Bir âlim, Sultan Muhammed Râşid Hazretleri’ne gelmiş ve:
-Efendim, burada her şey çok hoş.
Ama; size bir soru sormak isterim, demiş.
Muhammed Râşid Hazretleri de:
-Tabî ki; buyrun sorun, demişler.
Âlim;
-Niye câmide tesbih yok; inanın ki ilgimi çekti, öyle soruyorum, kasıtlı değil, demiş.
Muhammed Râşid Hazretleri demişler ki;
-Rasûlullah, gazâlara giden mücâhid ve mücâhidelere gelen medhiye dolu âyetler karşısında Hazreti Âişe annemizi bir gün hüzünlü görür.
Efendimiz sorar:
-Yâ Aişe; niye üzgünsün?
Hz.Âişe Validemiz:
-Efendim; biz gazâlara katılmıyoruz ve bu medhiyelerden mahrumuz, hüznümüz bu yüzdendir, der.
Efendimiz:
-Yâ Âişe; şunları yaptığın takdirde, aynı sevâbı kazanmak ister misin? der.
Hazreti Âişe Annemiz:
-Tabî ki Efendim; kim istemez ki, der.
Efendimiz o zaman:
-Her namaz sonrası:
33 kere Sübhânallâh
33 kere Elhamdülillâh
33 kere Allâhü Ekber
ve sonunda da;
'Sübhânallâhi velhamdülillâhi ve lâ ilâhe illallâhü vallâhü ekber' oku, der.
Hazreti Âişe Annemiz de, bu dedikleri şeyin sayısını unutmamak için hurma çekirdeklerinden tesbih yapar ve okumaya başlar.

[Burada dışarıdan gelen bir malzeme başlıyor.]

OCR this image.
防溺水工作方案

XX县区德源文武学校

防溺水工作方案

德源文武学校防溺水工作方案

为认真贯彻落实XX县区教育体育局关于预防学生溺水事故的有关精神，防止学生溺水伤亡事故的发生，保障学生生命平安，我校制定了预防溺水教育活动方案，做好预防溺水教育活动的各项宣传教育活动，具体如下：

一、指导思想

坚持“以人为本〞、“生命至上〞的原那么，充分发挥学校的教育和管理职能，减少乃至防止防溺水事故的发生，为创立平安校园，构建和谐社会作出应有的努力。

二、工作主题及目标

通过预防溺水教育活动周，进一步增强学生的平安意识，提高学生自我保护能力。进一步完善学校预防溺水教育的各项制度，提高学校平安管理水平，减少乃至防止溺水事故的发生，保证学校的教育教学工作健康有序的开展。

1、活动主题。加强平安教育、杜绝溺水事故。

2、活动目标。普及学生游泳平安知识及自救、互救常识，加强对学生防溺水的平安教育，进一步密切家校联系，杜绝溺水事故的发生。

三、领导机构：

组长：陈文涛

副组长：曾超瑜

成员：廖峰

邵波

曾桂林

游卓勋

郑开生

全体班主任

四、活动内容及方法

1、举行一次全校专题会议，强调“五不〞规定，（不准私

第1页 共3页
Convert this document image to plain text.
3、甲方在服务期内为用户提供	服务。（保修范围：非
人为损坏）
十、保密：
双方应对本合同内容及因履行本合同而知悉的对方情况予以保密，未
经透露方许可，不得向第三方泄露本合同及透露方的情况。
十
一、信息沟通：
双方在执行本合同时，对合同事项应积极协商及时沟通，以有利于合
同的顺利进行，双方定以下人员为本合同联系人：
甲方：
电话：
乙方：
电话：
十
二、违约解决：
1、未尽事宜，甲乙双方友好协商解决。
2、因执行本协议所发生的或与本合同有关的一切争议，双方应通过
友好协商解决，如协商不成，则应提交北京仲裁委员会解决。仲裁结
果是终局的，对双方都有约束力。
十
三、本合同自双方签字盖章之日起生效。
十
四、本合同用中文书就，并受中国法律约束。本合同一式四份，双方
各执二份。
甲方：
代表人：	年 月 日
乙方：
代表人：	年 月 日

Bir müddet sonra tesbihte nur görmüş ve Efendimiz’e der ki;
-Yâ Rasûllallâh; çektiğim tesbihte beyaz nur görüyorum.
Efendimiz:
-Yâ Âişe, o nuru, elinde de görmek ister misin? diye sorar.
Hz.Aişe Validemiz de:
-Kim istemez Efendim, der.
Efendimiz:
-O zaman o dediklerimi elinde çek, der ve sözü tamamlar.
Muhammed Râşid Hazretleri daha sonra buyurmuşlar ki:
-Biz de, Sünnet-i Seniyye’ye tam ittibâ ediyoruz.
O nurlar, elimizde de devam etsin diye tesbih bulundurmuyoruz.
Bu cevab karşısında âlim donmuş kalmış:
-Efendim; inanın ki bilmiyorduk, demiş.